To me that seems like the key difference. If all but face-to-face communications are electronic, and no electronic communications can be strongly encrypted, then the private sphere is greatly reduced and many things once considered private become public.

But on the other side of things, with strong crypto many things once considered public would become private.

There doesn't seem to be an easy way around this choice.

1 comments

Hold on. With status quo electronic communications in the 80s and most of the 90s, the government retained instant access to communications for investigative purposes, and no serious objections were raised --- just as nobody objects to the idea that the police, searching your house with a warrant, get instant access to letters you've left on your desk.

Instantaneity can't be the fulcrum of this debate, because it's been the norm since the beginning of English common law.

There has to be some other principle at stake that can argue against decryption backdoors. And I think there are such principles!

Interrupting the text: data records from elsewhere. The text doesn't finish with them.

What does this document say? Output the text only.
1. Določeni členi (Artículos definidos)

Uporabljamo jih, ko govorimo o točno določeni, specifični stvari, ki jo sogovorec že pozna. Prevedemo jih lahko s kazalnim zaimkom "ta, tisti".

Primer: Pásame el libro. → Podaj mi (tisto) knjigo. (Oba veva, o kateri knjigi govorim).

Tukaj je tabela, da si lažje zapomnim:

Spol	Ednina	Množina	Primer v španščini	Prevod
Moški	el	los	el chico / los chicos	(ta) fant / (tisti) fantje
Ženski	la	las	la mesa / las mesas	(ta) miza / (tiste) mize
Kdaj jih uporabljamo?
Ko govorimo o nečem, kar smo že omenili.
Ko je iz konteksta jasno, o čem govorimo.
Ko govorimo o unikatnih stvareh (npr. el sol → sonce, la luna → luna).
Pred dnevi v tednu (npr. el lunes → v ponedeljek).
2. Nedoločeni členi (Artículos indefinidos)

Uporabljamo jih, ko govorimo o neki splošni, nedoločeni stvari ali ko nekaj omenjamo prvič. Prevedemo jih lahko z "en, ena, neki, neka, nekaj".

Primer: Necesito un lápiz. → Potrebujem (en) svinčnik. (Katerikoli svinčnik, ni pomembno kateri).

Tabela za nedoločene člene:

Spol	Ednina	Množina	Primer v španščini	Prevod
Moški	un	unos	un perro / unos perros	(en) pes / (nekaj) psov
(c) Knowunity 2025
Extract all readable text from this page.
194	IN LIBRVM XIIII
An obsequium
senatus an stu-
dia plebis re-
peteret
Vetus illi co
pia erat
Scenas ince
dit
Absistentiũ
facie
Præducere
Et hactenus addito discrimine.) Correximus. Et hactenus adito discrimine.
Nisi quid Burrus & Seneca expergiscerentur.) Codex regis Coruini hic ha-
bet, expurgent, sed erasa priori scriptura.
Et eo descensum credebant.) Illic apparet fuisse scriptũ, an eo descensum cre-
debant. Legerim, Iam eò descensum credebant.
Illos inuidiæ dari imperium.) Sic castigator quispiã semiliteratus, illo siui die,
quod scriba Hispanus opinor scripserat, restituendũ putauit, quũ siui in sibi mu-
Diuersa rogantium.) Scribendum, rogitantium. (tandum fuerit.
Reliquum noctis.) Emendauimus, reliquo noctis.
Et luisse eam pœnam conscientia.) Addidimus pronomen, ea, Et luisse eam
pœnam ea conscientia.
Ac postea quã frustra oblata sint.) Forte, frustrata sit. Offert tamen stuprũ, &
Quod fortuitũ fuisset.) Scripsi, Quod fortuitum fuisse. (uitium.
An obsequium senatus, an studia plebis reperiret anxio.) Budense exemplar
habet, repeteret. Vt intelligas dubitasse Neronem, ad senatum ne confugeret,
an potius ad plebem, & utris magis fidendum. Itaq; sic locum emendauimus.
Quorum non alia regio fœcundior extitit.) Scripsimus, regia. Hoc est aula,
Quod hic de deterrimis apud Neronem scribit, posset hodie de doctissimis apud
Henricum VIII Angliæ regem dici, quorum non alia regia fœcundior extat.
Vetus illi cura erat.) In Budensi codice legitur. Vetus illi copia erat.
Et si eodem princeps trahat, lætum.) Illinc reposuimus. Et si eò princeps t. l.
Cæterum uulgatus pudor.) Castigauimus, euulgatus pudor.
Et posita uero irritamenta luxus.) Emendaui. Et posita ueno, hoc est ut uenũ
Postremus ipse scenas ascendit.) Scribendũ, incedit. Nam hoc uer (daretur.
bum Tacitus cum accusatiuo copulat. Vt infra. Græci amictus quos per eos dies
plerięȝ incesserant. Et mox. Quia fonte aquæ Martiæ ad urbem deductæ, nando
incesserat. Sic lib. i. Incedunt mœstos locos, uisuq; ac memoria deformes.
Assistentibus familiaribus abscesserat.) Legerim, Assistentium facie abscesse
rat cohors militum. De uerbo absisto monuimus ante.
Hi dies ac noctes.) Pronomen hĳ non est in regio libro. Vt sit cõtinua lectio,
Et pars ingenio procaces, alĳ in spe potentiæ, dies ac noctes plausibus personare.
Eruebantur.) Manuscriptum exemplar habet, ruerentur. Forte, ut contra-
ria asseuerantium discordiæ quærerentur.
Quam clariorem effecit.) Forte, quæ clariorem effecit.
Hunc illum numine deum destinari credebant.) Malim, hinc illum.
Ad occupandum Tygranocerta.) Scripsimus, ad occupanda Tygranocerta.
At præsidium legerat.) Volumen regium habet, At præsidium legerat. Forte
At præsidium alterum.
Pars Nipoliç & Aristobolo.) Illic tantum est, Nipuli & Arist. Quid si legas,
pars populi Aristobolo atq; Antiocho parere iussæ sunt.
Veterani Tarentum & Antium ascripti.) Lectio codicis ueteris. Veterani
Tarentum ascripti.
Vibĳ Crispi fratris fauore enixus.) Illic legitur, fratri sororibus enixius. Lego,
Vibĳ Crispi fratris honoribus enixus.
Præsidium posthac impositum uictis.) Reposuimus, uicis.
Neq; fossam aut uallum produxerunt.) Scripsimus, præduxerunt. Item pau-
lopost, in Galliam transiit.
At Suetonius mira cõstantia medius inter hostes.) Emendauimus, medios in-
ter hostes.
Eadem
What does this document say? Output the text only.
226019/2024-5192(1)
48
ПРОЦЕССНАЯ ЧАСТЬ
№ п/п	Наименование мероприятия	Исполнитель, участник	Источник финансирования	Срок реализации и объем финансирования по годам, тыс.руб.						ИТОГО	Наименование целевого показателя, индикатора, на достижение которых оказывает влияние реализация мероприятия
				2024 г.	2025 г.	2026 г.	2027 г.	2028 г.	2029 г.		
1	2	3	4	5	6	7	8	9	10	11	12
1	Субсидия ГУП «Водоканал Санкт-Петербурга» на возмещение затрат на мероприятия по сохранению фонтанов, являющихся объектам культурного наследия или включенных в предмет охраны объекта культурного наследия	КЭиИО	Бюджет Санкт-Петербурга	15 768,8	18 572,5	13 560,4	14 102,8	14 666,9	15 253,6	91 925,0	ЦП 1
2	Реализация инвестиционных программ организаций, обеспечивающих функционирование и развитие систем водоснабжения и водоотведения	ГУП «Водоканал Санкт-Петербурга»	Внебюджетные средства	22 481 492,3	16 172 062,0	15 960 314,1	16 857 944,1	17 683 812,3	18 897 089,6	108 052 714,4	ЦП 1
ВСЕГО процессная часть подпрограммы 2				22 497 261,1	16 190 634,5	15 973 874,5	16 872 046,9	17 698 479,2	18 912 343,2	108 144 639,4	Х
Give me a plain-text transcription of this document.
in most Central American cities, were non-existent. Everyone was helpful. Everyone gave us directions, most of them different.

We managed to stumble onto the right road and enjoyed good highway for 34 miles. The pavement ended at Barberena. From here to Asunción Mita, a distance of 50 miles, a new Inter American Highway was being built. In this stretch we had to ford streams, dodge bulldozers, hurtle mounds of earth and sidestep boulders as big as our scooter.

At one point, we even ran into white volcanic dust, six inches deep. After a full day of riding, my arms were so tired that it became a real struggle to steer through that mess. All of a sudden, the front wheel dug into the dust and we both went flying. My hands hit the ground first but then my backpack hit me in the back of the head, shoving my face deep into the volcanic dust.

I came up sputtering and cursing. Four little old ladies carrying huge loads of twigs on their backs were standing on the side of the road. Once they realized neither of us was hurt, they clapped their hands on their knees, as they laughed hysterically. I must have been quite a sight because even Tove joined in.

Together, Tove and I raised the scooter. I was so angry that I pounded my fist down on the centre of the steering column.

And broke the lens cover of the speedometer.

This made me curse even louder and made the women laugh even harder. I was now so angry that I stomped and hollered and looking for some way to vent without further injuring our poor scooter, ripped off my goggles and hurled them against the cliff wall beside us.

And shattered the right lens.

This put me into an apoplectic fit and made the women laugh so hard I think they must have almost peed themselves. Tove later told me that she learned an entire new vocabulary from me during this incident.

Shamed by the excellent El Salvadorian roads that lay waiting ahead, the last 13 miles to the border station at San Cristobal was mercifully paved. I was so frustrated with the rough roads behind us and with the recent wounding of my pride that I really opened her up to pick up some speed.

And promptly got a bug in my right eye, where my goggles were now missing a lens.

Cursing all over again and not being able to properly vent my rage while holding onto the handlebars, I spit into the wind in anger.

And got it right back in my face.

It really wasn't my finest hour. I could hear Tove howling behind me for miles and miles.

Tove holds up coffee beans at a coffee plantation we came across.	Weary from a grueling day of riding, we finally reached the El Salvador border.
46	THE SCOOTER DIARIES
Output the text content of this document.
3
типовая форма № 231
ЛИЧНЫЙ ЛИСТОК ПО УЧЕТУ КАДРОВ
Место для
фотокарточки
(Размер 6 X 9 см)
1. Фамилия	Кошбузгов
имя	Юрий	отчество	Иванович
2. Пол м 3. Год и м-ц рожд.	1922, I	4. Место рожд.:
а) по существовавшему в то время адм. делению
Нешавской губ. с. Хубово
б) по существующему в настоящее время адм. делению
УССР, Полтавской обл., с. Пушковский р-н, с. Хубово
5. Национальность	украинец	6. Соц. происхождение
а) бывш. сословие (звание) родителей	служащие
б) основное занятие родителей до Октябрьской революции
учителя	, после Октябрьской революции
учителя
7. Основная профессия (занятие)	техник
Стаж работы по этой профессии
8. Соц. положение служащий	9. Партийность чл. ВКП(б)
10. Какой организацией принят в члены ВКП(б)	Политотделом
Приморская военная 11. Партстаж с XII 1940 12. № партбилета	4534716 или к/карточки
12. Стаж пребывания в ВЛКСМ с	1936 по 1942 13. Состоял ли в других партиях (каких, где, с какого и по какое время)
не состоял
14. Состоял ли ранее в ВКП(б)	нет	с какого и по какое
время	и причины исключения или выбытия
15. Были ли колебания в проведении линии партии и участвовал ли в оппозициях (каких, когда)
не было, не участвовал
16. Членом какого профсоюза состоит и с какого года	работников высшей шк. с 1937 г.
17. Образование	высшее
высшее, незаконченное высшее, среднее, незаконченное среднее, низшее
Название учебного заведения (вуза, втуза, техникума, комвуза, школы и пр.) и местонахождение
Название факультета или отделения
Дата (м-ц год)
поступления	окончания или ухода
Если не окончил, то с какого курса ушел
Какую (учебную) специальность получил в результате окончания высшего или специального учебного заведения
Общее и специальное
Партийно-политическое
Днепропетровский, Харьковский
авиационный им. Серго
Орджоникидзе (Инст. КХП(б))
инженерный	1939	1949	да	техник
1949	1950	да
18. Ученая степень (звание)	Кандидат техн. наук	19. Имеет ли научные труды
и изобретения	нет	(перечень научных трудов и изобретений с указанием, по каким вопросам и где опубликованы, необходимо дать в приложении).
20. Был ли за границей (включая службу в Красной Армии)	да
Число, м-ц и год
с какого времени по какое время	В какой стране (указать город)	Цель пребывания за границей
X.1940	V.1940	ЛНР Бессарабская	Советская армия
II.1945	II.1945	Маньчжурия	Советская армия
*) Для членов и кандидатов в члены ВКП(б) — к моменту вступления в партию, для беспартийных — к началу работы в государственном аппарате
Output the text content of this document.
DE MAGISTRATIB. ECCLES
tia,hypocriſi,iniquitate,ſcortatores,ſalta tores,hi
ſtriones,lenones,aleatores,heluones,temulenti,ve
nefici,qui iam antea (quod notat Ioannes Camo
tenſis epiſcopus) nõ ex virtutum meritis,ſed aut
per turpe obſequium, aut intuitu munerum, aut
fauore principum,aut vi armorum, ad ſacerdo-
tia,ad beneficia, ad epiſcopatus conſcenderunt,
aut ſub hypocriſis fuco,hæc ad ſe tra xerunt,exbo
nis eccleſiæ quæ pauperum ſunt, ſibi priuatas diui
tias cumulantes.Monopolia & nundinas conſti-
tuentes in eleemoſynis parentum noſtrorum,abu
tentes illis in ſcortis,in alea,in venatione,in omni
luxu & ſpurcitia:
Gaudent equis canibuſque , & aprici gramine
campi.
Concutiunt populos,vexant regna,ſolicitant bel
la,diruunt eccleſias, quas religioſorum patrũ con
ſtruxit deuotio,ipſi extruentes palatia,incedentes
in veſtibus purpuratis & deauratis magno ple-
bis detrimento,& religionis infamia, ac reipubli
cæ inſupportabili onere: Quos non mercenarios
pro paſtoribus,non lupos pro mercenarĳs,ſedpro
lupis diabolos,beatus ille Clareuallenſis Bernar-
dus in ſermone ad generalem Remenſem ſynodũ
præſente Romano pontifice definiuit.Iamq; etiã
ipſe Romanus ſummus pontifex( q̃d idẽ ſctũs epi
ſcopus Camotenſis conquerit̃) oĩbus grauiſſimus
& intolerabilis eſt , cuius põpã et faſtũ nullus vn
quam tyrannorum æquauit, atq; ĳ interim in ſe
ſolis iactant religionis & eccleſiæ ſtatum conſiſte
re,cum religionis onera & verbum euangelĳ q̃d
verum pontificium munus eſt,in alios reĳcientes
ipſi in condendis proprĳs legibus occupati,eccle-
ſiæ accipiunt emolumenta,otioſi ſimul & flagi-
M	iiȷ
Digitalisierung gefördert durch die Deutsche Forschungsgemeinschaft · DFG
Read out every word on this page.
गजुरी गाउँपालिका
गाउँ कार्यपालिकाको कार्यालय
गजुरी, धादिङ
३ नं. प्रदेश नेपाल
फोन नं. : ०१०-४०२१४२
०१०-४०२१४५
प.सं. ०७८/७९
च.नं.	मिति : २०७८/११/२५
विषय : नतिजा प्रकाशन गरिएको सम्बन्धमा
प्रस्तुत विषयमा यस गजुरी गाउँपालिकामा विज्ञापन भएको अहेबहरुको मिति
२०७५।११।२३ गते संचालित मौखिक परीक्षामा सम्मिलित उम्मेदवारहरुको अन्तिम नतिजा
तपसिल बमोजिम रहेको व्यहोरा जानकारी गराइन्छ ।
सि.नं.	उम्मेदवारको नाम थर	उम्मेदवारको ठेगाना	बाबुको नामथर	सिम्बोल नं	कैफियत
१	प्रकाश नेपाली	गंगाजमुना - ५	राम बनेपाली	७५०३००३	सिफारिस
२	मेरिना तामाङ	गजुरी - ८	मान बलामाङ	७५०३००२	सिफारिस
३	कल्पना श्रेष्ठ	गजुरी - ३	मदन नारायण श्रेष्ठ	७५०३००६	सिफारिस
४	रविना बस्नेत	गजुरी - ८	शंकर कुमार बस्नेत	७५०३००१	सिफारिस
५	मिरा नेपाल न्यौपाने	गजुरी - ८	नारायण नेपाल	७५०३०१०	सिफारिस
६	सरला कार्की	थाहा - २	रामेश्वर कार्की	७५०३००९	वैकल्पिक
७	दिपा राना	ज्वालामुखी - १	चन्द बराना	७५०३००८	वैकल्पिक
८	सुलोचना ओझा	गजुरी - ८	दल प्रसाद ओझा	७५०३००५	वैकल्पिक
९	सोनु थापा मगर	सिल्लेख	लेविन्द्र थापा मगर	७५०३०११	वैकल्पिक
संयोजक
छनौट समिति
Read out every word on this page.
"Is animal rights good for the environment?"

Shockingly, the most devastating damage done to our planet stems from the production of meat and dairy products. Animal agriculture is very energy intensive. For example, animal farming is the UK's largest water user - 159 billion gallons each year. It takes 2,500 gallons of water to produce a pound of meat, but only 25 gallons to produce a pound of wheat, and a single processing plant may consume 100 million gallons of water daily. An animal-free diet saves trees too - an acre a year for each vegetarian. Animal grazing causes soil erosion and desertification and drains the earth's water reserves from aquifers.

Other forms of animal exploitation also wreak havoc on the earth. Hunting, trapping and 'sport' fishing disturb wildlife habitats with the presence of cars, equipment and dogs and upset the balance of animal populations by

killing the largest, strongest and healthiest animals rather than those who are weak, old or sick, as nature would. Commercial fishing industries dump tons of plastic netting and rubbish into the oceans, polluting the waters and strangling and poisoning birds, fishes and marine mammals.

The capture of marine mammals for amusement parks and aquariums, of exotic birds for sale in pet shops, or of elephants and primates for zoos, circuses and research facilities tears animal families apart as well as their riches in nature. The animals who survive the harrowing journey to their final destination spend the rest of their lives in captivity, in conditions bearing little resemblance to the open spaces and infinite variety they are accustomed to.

But I think it's important that they be articulated carefully.

Yes, in previous decades the government could access electronic communications under the third party doctrine[1] that says the fourth amendment only applied to "papers" held by the individual / in their home, not to communications voluntarily placed in the hands of a third party. On the other hand, far less of people's lives was conducted online. I expect that's why no real objections were raised.

Because much intimate communication has moved from in-person/on-telephone/other-instantaneous communications to asynchronous platforms hosted by third parties, in effect much that was "private" is now effectively "public". What once required a warrant now does not. Many things previously subject to protections against unreasonable searches are no longer so protected.